The potential harm to plants from EF has been previously assessed across a range of plants grown in nurseries [20,25], as well as in fruits [21,26,37,38] and vegetables [39]. These studies indicated that the extent of the harmful effect depended on factors such as the treatment amount used and the plant species and variety. When applied to fruits such as oranges, bananas, grapes, and persimmons, EF demonstrated no negative impact on overall fruit quality [21,26,37,38]. In nursery plants, the observed levels of EF-induced plant damage varied, ranging from absence of harm (for instance, in Ficus benghalensis Banyan and Cymbidium goeringii Reichenbach) to significant harm (as observed in Anthurium andraeanum Linden and Agave attenuata Salm-Dyck) [20,25]. In this study, there were no significant changes in fruit firmness, sugar content, color change, and weight loss 1 week after the EF treatment at 5 or 10 g/m³ at 5 ± 1 °C (Figure 2). Further, the chlorophyll content and color of passion fruit trees did not change in the 340 m³ greenhouse after EF treatment 4 g/m³ at 23 ± 1 °C. It is important to note that passion fruits are used in traditional medicine as sedatives and anxiolytics and reportedly have various biological activities, such as antioxidant, anti-inflammatory, antibacterial, gastroprotective, antidiarrheal, analgesic, antiproliferative, and anti-diabetic effects, owing to bioactive compounds [40,41,42,43,44,45,46]. Passion fruits are also a good source of micronutrients as they contain high levels of vitamin C, potassium, copper, magnesium, zinc, and iron [47]. Therefore, further research will be required to examine changes in these bioactive compounds in passion fruits before and after EF fumigation.

However, the limitation of our study lies in our assessment of only two aphids. It remains unclear whether EF can effectively eradicate other exotic aphid species.

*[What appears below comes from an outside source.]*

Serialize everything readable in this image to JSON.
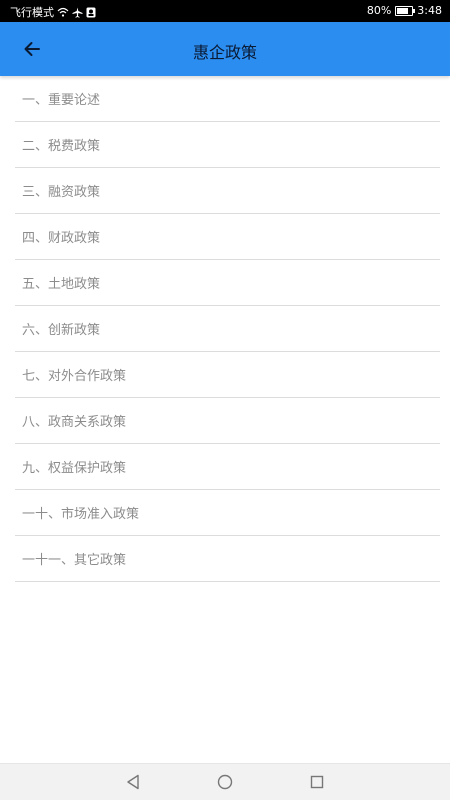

Therefore, further research is needed, including assessment of the effectiveness of EF against different aphid species and re-assessment of potential harm to plants if more EF-tolerant species exist, as well as confirmatory trials using passion fruit or passion fruit trees infested by exotic aphids or similarly resistant replacements.

In conclusion, exposing greenhouse passion fruit trees to EF fumigation at a concentration of 4 g/m³ for 4 h at 23 °C in a cultivation scenario resulted in 100% mortality of A. spiraecola and A. gossypii. This fumigation treatment did not cause any harmful effects on the plants at levels higher than the EF LCt_99% value of 7.55 g h/m³ at 23 °C for 4 h, and EF concentrations decreased to below 100 ppm of TLV after 10 min of ventilation, causing no harm to workers. Fresh passion fruits subjected to treatment with EF at 10 g/m³ for 4 h at 5 °C in a post-harvest scenario did not exhibit any harm in terms of quality at levels above the EF LCt_99% value (14.59 g h/m³ for 4 h at 5 °C). We conclude that EF fumigation, which is currently being implemented as a substitute for MB in quarantine and pre-shipment procedures in Korea, shows potential as an effective method for controlling A. spiraecola and A. gossypii. Moreover, it could prove beneficial in addressing unforeseen infestations of exotic pests from cultivation in the greenhouse to storage of the fruits after harvesting, all while preserving the quality of the produce.